“I did not hesitate between my social dignity and my own little dignity—a secret between me and my conscience. Though I have fits of melancholy, like the clouds which float across the clearest sky, to which we women like to give way, I silence them at once; they would look like regret. Dear me! I so fully understood the extent of my debt to him, that I have equipped myself with unlimited indulgence; but hitherto Gennaro has not roused my sensitive jealousy. Indeed, I cannot see how my dear great genius can do wrong. I am, my dear, rather like the devotees who argue with their God, for is it not to you that I owe my happiness? And you cannot doubt that I have often thought of you.

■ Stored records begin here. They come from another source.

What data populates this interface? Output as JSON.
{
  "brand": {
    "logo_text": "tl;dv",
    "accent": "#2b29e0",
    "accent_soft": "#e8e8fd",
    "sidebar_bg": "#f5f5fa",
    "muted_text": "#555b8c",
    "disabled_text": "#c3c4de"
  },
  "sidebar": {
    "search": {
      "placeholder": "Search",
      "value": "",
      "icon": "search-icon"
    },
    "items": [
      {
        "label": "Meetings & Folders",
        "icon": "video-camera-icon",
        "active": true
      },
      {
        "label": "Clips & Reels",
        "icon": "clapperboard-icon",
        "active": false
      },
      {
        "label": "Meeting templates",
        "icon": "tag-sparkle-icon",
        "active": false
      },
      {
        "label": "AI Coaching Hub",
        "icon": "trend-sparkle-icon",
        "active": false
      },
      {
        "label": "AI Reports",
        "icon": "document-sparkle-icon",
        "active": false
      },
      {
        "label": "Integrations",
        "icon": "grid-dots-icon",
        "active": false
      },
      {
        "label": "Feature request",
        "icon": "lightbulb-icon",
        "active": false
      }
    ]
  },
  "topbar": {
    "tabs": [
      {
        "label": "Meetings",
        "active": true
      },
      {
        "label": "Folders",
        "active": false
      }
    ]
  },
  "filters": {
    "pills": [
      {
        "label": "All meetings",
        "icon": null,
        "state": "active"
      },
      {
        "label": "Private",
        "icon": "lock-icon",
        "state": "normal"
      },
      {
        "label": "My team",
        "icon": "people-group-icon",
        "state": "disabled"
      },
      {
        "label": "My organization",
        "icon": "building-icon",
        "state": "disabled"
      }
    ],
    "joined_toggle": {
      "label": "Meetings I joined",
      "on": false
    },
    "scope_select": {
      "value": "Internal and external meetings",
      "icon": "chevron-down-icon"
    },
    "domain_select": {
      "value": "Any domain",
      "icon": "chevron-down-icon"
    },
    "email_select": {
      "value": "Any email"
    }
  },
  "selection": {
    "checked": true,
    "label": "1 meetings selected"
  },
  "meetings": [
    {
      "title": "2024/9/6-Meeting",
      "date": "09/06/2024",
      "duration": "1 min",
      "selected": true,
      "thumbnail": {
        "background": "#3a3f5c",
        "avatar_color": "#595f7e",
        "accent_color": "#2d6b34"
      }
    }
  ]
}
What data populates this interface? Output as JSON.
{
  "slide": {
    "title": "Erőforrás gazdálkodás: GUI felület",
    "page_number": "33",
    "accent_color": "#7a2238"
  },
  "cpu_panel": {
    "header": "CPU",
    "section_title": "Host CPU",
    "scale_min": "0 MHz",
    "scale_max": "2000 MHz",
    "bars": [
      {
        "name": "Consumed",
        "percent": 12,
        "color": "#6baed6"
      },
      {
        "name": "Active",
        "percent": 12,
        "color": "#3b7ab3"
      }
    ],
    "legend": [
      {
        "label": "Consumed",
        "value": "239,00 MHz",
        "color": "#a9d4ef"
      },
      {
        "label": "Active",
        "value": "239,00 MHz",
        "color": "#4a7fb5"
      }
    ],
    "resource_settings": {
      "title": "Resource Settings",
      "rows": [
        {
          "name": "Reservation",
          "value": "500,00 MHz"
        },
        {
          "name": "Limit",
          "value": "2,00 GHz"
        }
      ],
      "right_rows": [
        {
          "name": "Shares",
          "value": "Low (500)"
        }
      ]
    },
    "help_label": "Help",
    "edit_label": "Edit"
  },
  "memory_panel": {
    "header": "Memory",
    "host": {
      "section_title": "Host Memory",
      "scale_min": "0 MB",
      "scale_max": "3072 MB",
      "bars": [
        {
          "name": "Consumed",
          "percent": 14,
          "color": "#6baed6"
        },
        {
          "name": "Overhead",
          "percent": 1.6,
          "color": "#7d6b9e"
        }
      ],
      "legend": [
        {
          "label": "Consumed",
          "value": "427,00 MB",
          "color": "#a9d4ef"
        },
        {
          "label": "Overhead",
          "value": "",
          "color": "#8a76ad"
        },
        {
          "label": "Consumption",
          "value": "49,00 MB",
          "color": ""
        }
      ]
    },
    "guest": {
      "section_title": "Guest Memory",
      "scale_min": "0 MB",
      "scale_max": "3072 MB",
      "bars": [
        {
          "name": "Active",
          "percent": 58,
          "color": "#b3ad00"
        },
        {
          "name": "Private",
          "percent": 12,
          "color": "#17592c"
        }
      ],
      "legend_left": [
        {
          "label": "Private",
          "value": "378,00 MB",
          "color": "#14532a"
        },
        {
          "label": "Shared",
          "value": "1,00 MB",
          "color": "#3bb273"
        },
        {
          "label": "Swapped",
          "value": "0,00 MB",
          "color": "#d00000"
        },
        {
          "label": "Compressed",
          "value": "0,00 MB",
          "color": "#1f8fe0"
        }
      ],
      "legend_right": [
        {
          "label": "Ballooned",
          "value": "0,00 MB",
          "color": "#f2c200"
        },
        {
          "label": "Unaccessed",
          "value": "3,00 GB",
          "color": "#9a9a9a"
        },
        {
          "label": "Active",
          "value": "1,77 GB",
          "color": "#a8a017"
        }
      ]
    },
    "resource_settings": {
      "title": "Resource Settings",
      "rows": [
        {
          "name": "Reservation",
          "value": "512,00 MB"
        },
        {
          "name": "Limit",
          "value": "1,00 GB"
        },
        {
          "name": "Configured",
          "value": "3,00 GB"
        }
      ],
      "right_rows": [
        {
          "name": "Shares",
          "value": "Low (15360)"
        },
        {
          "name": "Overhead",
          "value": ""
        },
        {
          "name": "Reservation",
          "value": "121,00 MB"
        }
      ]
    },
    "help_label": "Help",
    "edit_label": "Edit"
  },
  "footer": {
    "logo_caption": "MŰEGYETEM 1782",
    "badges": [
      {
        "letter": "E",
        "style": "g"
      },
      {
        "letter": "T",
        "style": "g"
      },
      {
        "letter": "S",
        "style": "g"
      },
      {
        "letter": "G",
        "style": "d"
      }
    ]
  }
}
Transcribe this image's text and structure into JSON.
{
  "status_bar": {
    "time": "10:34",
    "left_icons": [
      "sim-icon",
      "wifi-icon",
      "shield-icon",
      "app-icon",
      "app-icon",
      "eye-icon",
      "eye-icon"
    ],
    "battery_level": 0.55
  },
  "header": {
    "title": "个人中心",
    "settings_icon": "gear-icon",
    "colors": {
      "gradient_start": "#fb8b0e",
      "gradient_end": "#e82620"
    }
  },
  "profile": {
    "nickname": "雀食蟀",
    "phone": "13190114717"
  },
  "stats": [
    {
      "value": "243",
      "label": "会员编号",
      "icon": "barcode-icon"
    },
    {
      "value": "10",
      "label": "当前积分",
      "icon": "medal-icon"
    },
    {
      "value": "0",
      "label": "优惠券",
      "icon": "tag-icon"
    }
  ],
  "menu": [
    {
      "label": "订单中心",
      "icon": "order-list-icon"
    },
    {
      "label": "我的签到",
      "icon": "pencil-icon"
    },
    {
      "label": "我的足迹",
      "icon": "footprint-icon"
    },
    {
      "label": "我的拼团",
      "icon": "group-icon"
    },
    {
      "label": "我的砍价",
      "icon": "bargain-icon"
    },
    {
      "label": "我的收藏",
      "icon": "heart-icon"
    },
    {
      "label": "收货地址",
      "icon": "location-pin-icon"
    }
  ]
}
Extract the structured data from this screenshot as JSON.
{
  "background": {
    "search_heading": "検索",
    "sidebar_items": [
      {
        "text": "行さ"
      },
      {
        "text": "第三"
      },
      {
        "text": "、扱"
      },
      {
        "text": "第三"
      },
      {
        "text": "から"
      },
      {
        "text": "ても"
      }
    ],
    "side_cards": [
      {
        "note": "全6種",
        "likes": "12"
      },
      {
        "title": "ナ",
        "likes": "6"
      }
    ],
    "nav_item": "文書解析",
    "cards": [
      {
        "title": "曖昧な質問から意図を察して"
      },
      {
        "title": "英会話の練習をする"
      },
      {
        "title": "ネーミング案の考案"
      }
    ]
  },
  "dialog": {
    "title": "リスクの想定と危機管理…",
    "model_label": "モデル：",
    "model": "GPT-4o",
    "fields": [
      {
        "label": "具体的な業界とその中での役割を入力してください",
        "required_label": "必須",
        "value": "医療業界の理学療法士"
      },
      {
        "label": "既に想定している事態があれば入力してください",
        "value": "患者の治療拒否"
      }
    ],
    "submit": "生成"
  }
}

“At last I have seen Italy! As you saw it, as it ought to be seen, illuminated to the soul by love, as it is by its glorious sun and its masterpieces of art. I pity those who are incessantly fired by the admiration it calls for at every step when they have not a hand to clasp, a heart into which they may pour the overflow of emotions which then subside as they grow deeper. These two years are to me all my life, and my memory will have reaped a rich harvest. Did you not, as I did, dream of settling at Chiavari, of buying a palace at Venice, a villa at Sorrento, a house at Florence? Do not all women who love shun the world? And I, forever an outcast, could I help longing to bury myself in a lovely landscape, in a heap of flowers, looking out on the pretty sea, or a valley as good as the sea, like the valley you look on from Fiesole?
“But, alas, we are poor artists, and want of money is dragging the wanderers back to Paris again. Gennaro cannot bear me to feel that I have left all my luxury, and he is bringing a new work, a grand opera, to be rehearsed in Paris. Even at the cost of my love, I cannot bear to meet one of those looks from a woman or a man which would make me feel murderous. Yes! for I could hack anyone to pieces who should condescend to pity me, should offer me the protection of patronage—like that enchanting Château-neuf, who, in the time of Henri III, I think, spurred her horse to trample down the Provost of Paris for some such offence.
“So I am writing to tell you that without delay I shall arrive to join you at les Touches, and wait for our Gennaro in that quiet spot. You see how bold I am with my benefactress and sister. Still, the magnitude of the obligation will not betray my heart, like some others, into ingratitude.
“You have told me so much about the difficulties of the journey that I shall try to reach le Croisic by sea. This idea occurred to me on hearing that there was here a little Danish vessel, loaded with marble, which will put in at le Croisic to take up salt on its way back to the Baltic. By this voyage I shall avoid the fatigue and expense of traveling by post. I know you are not alone, and I am glad of it; I had some remorse in the midst of my happiness. You are the only person with whom I could bear to be alone without Conti. Will it not be a pleasure to you, too, to have a woman with you who will understand your happiness and not be jealous of it?
“Well, till our meeting! The wind is fair, and I am off, sending you a kiss.”
“Well, well, she, too, knows how to love!” said Calyste to himself, folding up the letter with a sad expression.
This sadness flashed on his mother’s heart like a gleam lighting up an abyss. The Baron had just left the room. Fanny bolted the door to the turret, and returned to lean over the back of the chair in which her boy was sitting, as Dido’s sister bends over her in Guérin’s picture. She kissed his forehead and said:
“What is the matter, my child? what makes you unhappy? You promised to account to me for your constant visits to les Touches; I ought to bless its mistress, you say?”
“Yes, indeed,” he replied. “She, my dear mother, has shown me all the defects of my education in these times, when men of noble birth must acquire personal merit if they are to restore their names to life again. I was as remote from my day as Guérande is from Paris. She has been, in a way, the mother of my intelligence.”